Pensavate mi fossi dimenticato della tradizione dei titoli di testa?

La morte del marito è accaduta veramente? É stato un atto
di vendetta? Oppure un tragico incidente indotto dalla convinzione della donna
di essere davvero una strega? Inizio a sembrare Lucarelli con tutti queste domande, diciamo che importa poco, perché Romero conclude il discorso
nel modo più malinconico possibile: Anche se libera dal marito e strega a tutti
gli effetti dopo il rituale di iniziazione, alla festa a casa sua, gli ospiti
parlano ancora di lei come della signora Mitchell, o anche peggio, della moglie
di Jack, come se una donna non potesse avere una sua misura senza un uomo al
suo fianco. George A. Romero, un femminista di un metro e novantaquattro!

“Sicura di essere proprio una strega? Perché così sembri più Moira Orfei”.
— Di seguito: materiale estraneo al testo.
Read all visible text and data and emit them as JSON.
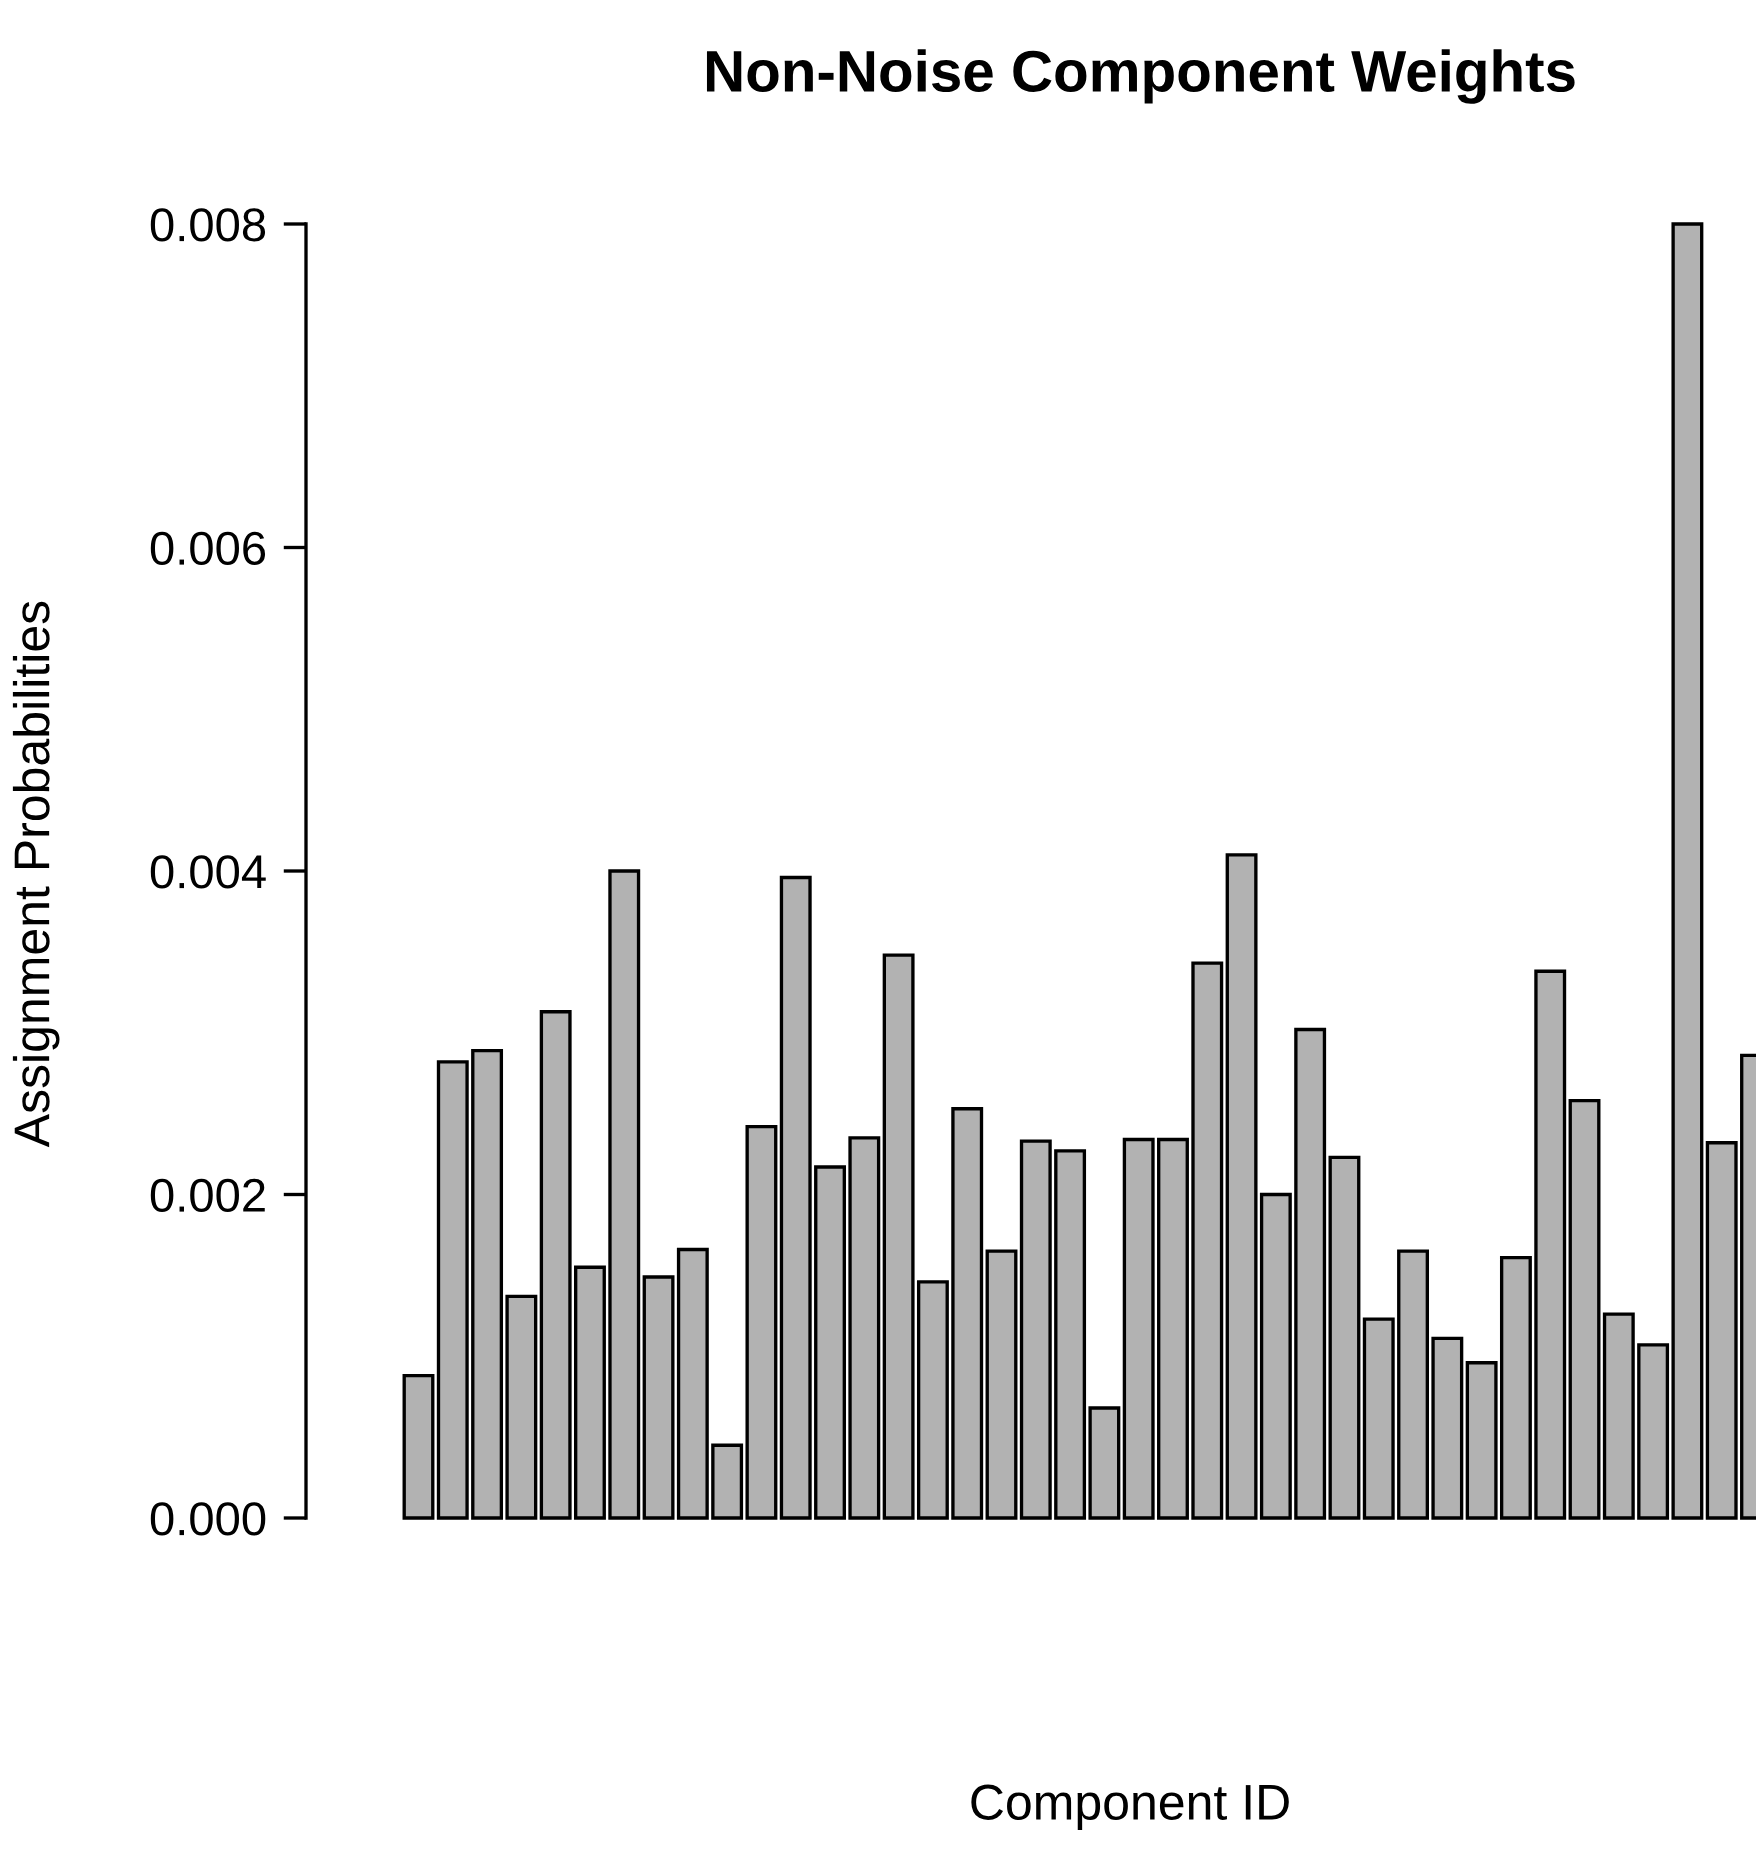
{
  "chart_data": {
    "type": "bar",
    "title": "Non-Noise Component Weights",
    "xlabel": "Component ID",
    "ylabel": "Assignment Probabilities",
    "categories": [
      null,
      null,
      null,
      null,
      null,
      null,
      null,
      null,
      null,
      null,
      null,
      null,
      null,
      null,
      null,
      null,
      null,
      null,
      null,
      null,
      null,
      null,
      null,
      null,
      null,
      null,
      null,
      null,
      null,
      null,
      null,
      null,
      null,
      null,
      null,
      null,
      null,
      null,
      null,
      null
    ],
    "values": [
      0.00088,
      0.00282,
      0.00289,
      0.00137,
      0.00313,
      0.00155,
      0.004,
      0.00149,
      0.00166,
      0.00045,
      0.00242,
      0.00396,
      0.00217,
      0.00235,
      0.00348,
      0.00146,
      0.00253,
      0.00165,
      0.00233,
      0.00227,
      0.00068,
      0.00234,
      0.00234,
      0.00343,
      0.0041,
      0.002,
      0.00302,
      0.00223,
      0.00123,
      0.00165,
      0.00111,
      0.00096,
      0.00161,
      0.00338,
      0.00258,
      0.00126,
      0.00107,
      0.008,
      0.00232,
      0.00286
    ],
    "color": "#b2b2b2",
    "ylim": [
      0,
      0.008
    ],
    "yticks": [
      {
        "value": 0,
        "label": "0.000"
      },
      {
        "value": 0.002,
        "label": "0.002"
      },
      {
        "value": 0.004,
        "label": "0.004"
      },
      {
        "value": 0.006,
        "label": "0.006"
      },
      {
        "value": 0.008,
        "label": "0.008"
      }
    ],
    "tick_labels": "y",
    "grid": false,
    "legend": false
  }
}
Insomma: dopo la rivoluzione di La notte dei morti viventi e
lo sbandamento cercando se stessi anche nella commedia, Romero ha la strada tracciata,
la sua missione è quella di utilizzare l’horror per pungolare tutte le
idiosincrasie della nostra società, andando a colpire nelle parti molli e non
protette. “La stagione della strega” è un film con problemi di ritmo che, però,
ha già le idee molto chiare e la prossima settimana vedremo come Romero abbia
deciso di percorrere quella strada a grandi passi e quando sei alto un metro e
novantaquattro hai una falcata molto lunga.

Ci vediamo qui, tra sette giorni, con un nuovo capitolo di
questa rubrica, portate la maschera anti-gas, tornerà utile!